T.C.

UYUŞMAZLIK MAHKEMESİ

 

ESAS NO       : 2024/44

KARAR NO  : 2024/143    

KARAR TR  : 01/04/2024

ÖZET: Davacı şirkete 1608 sayılı Kanun’un 1. maddesi uyarınca verilen idari para cezası ile on gün süre ile otobüsün parka çekilerek faaliyetten men edilmesine ilişkin kararın iptali istemiyle açılan davanın, ADLİ YARGI YERİNDE çözümlenmesi gerektiği hk.

 

 

 

 

 

K A R A R

 

Davacı  : A. Ş. O. T. İ. R. İ. S. ve T. A. Ş.

Vekili     : Av. M. B. A.

Davalı   : Ankara Büyükşehir Belediye Başkanlığı

Vekili     : Av. D. B. G.

 

I. DAVA KONUSU OLAY

 

1. Ankara Büyükşehir Belediye Başkanlığının 13/04/2023 tarihli ve 695 sayılı Encümen Kararı ile, davacıya ait 06 ... 7271 plaka sayılı havalimanı ile şehir merkezi arasında kombine taşımacılık yapan otobüse ilişkin UKOME Kararının ibraz edilemediğinden bahisle, davacı adına 1608 sayılı Umuru Belediyeye Müteallik Ahkamı Cezaiye Hakkında 16 Nisan 1340 (1924) tarih ve 486 numaralı Kanun'un bazı maddelerini Muaddil Kanun’un 1. maddesi uyarınca 1.295 TL idari para cezası verilmiş, ayrıca davacıya ait otobüsün on gün süre ile parka çekilerek faaliyetten men edilmesine karar verilmiştir.

 

2. Davacı vekili, idari para cezası ile 10 gün süre ile faaliyetten men kararına ilişkin Encümen Kararının iptali istemiyle adliyargı yerinde dava açmıştır.

 

II. UYUŞMAZLIĞA İLİŞKİN BAŞVURU SÜRECİ

 

A. Adli Yargıda

 

3. Ankara 4. Sulh Ceza Hâkimliği 20/10/2023 tarih ve D. İş No.2023/4421 sayılı kararı ile, davaya konu edilenidari yaptırım kararının sulh ceza hakimliğince incelenebilecek kararlardan olmadığı, bu işlemin iptali istemiyle açılan davada idari yargının görevli olduğu gerekçesiyle, görevsizlik nedeniyle başvurunun reddine karar vermiş, karara yapılan itiraz Ankara 5. Sulh Ceza Hakimliğince reddedilmiş ve ilgi kararkesinleşmiştir.
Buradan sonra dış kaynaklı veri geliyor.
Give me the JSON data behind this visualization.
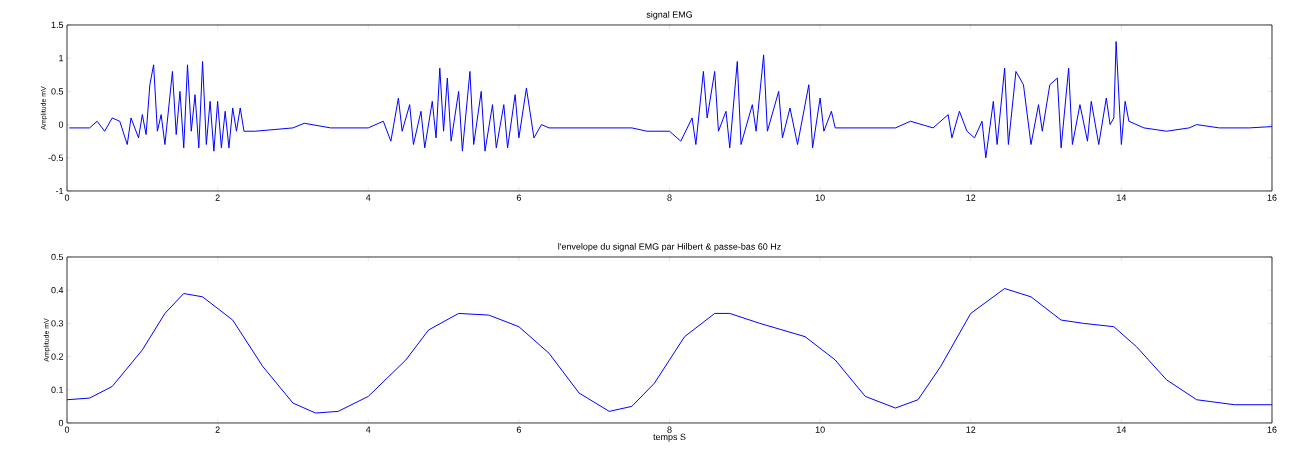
{
  "chart_data": [
    {
      "type": "line",
      "title": "signal EMG",
      "ylabel": "Amplitude mV",
      "xlim": [
        0,
        16
      ],
      "ylim": [
        -1,
        1.5
      ],
      "xticks": [
        0,
        2,
        4,
        6,
        8,
        10,
        12,
        14,
        16
      ],
      "yticks": [
        -1,
        -0.5,
        0,
        0.5,
        1,
        1.5
      ],
      "line_style": "solid",
      "series": [
        {
          "color": "#0000ff",
          "x": [
            0.03,
            0.3,
            0.4,
            0.5,
            0.6,
            0.7,
            0.8,
            0.85,
            0.95,
            1.0,
            1.05,
            1.1,
            1.15,
            1.2,
            1.25,
            1.3,
            1.4,
            1.45,
            1.5,
            1.55,
            1.6,
            1.65,
            1.7,
            1.75,
            1.8,
            1.85,
            1.9,
            1.95,
            2.0,
            2.05,
            2.1,
            2.15,
            2.2,
            2.25,
            2.3,
            2.35,
            2.5,
            3.0,
            3.15,
            3.5,
            4.0,
            4.2,
            4.3,
            4.4,
            4.45,
            4.55,
            4.6,
            4.7,
            4.75,
            4.85,
            4.9,
            4.95,
            5.0,
            5.05,
            5.1,
            5.2,
            5.25,
            5.35,
            5.4,
            5.5,
            5.55,
            5.65,
            5.7,
            5.8,
            5.85,
            5.95,
            6.0,
            6.1,
            6.2,
            6.3,
            6.4,
            7.5,
            7.7,
            8.0,
            8.15,
            8.3,
            8.35,
            8.45,
            8.5,
            8.6,
            8.65,
            8.75,
            8.8,
            8.9,
            8.95,
            9.1,
            9.15,
            9.25,
            9.3,
            9.45,
            9.5,
            9.6,
            9.7,
            9.85,
            9.9,
            10.0,
            10.05,
            10.15,
            10.2,
            11.0,
            11.2,
            11.5,
            11.7,
            11.75,
            11.85,
            11.95,
            12.05,
            12.15,
            12.2,
            12.3,
            12.35,
            12.45,
            12.5,
            12.6,
            12.7,
            12.8,
            12.9,
            12.95,
            13.05,
            13.15,
            13.2,
            13.3,
            13.35,
            13.45,
            13.55,
            13.6,
            13.7,
            13.8,
            13.85,
            13.9,
            13.93,
            14.0,
            14.05,
            14.1,
            14.3,
            14.6,
            14.9,
            15.0,
            15.3,
            15.7,
            16
          ],
          "values": [
            -0.05,
            -0.05,
            0.05,
            -0.1,
            0.1,
            0.05,
            -0.3,
            0.1,
            -0.2,
            0.15,
            -0.15,
            0.6,
            0.9,
            -0.1,
            0.15,
            -0.3,
            0.8,
            -0.15,
            0.5,
            -0.35,
            0.9,
            -0.1,
            0.45,
            -0.35,
            0.95,
            -0.3,
            0.35,
            -0.4,
            0.35,
            -0.35,
            0.2,
            -0.35,
            0.25,
            -0.1,
            0.25,
            -0.1,
            -0.1,
            -0.05,
            0.02,
            -0.05,
            -0.05,
            0.05,
            -0.25,
            0.4,
            -0.1,
            0.3,
            -0.3,
            0.2,
            -0.35,
            0.35,
            -0.2,
            0.85,
            -0.1,
            0.7,
            -0.25,
            0.5,
            -0.4,
            0.8,
            -0.3,
            0.5,
            -0.4,
            0.3,
            -0.35,
            0.3,
            -0.35,
            0.45,
            -0.2,
            0.55,
            -0.2,
            0.0,
            -0.05,
            -0.05,
            -0.1,
            -0.1,
            -0.25,
            0.1,
            -0.3,
            0.8,
            0.1,
            0.8,
            -0.1,
            0.2,
            -0.35,
            0.95,
            -0.3,
            0.3,
            -0.1,
            1.05,
            -0.1,
            0.5,
            -0.2,
            0.25,
            -0.3,
            0.6,
            -0.35,
            0.4,
            -0.1,
            0.2,
            -0.05,
            -0.05,
            0.05,
            -0.05,
            0.15,
            -0.2,
            0.2,
            -0.1,
            -0.2,
            0.05,
            -0.5,
            0.35,
            -0.3,
            0.85,
            -0.3,
            0.8,
            0.6,
            -0.3,
            0.3,
            -0.1,
            0.6,
            0.7,
            -0.35,
            0.85,
            -0.3,
            0.3,
            -0.25,
            0.35,
            -0.3,
            0.4,
            0.0,
            0.1,
            1.25,
            -0.3,
            0.35,
            0.05,
            -0.05,
            -0.1,
            -0.05,
            0.0,
            -0.05,
            -0.05,
            -0.03
          ]
        }
      ]
    },
    {
      "type": "line",
      "title": "l'envelope du signal EMG par Hilbert & passe-bas 60 Hz",
      "xlabel": "temps S",
      "ylabel": "Amplitude mV",
      "xlim": [
        0,
        16
      ],
      "ylim": [
        0,
        0.5
      ],
      "xticks": [
        0,
        2,
        4,
        6,
        8,
        10,
        12,
        14,
        16
      ],
      "yticks": [
        0,
        0.1,
        0.2,
        0.3,
        0.4,
        0.5
      ],
      "line_style": "solid",
      "series": [
        {
          "color": "#0000ff",
          "x": [
            0,
            0.3,
            0.6,
            1.0,
            1.3,
            1.55,
            1.8,
            2.2,
            2.6,
            3.0,
            3.3,
            3.6,
            4.0,
            4.5,
            4.8,
            5.2,
            5.6,
            6.0,
            6.4,
            6.8,
            7.2,
            7.5,
            7.8,
            8.2,
            8.6,
            8.8,
            9.2,
            9.8,
            10.2,
            10.6,
            11.0,
            11.3,
            11.6,
            12.0,
            12.45,
            12.8,
            13.2,
            13.5,
            13.9,
            14.2,
            14.6,
            15.0,
            15.5,
            16
          ],
          "values": [
            0.07,
            0.075,
            0.11,
            0.22,
            0.33,
            0.39,
            0.38,
            0.31,
            0.17,
            0.06,
            0.03,
            0.035,
            0.08,
            0.19,
            0.28,
            0.33,
            0.325,
            0.29,
            0.21,
            0.09,
            0.035,
            0.05,
            0.12,
            0.26,
            0.33,
            0.33,
            0.3,
            0.26,
            0.19,
            0.08,
            0.045,
            0.07,
            0.17,
            0.33,
            0.405,
            0.38,
            0.31,
            0.3,
            0.29,
            0.23,
            0.13,
            0.07,
            0.055,
            0.055
          ]
        }
      ]
    }
  ]
}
Kararın ilgili kısmı şöyledir:

 

"....1608 sayılı Kanun'un 1. maddesinde: "Belediye meclis ve encümenlerinin kendilerine kanun, nizam ve talimatnamelerin verdiği vazife ve salahiyet dairesinde ittihaz ettikleri kararlara muhalif hareket edenlerle belediye kanun ve nizam ve talimatnamelerinin men veya emrettiği fiilleri işleyenlere veya yapmayanlara belediye encümenince Kabahatler Kanununun 32 nci maddesi hükmüne göre İdarî para cezası ve yasaklanan faaliyetin menine karar verilir. Bu kararda ilgili kişiye bir süre de verilebilir." hükmüne yer verilmiştir.

 

5326 sayılı Kabahatler Kanunu’nun “Çeşitli Kabahatler” üst başlığı altında düzenlenen “Emre aykırı davranış” başlıklı 32. maddesinde: "(1) Yetkili makamlar tarafından adlî işlemler nedeniyle ya da kamu güvenliği, kamu düzeni veya genel sağlığın korunması amacıyla, hukuka uygun olarak verilen emre aykırı hareket eden kişiye yüz Türk Lirası İdarî para cezası verilir. Bu cezaya emri veren makam tarafından karar verilir. (2) Bu madde, ancak ilgili kanunda açıkça hüküm bulunan hallerde uygulanabilir. (3) 1.3.1926 tarihli ve 765 sayılı Türk Ceza Kanununun 526 ncı maddesine diğer kanunlarda yapılan yollamalar, bu maddeye yapılmış sayılır." hükmüne yer verilmiştir.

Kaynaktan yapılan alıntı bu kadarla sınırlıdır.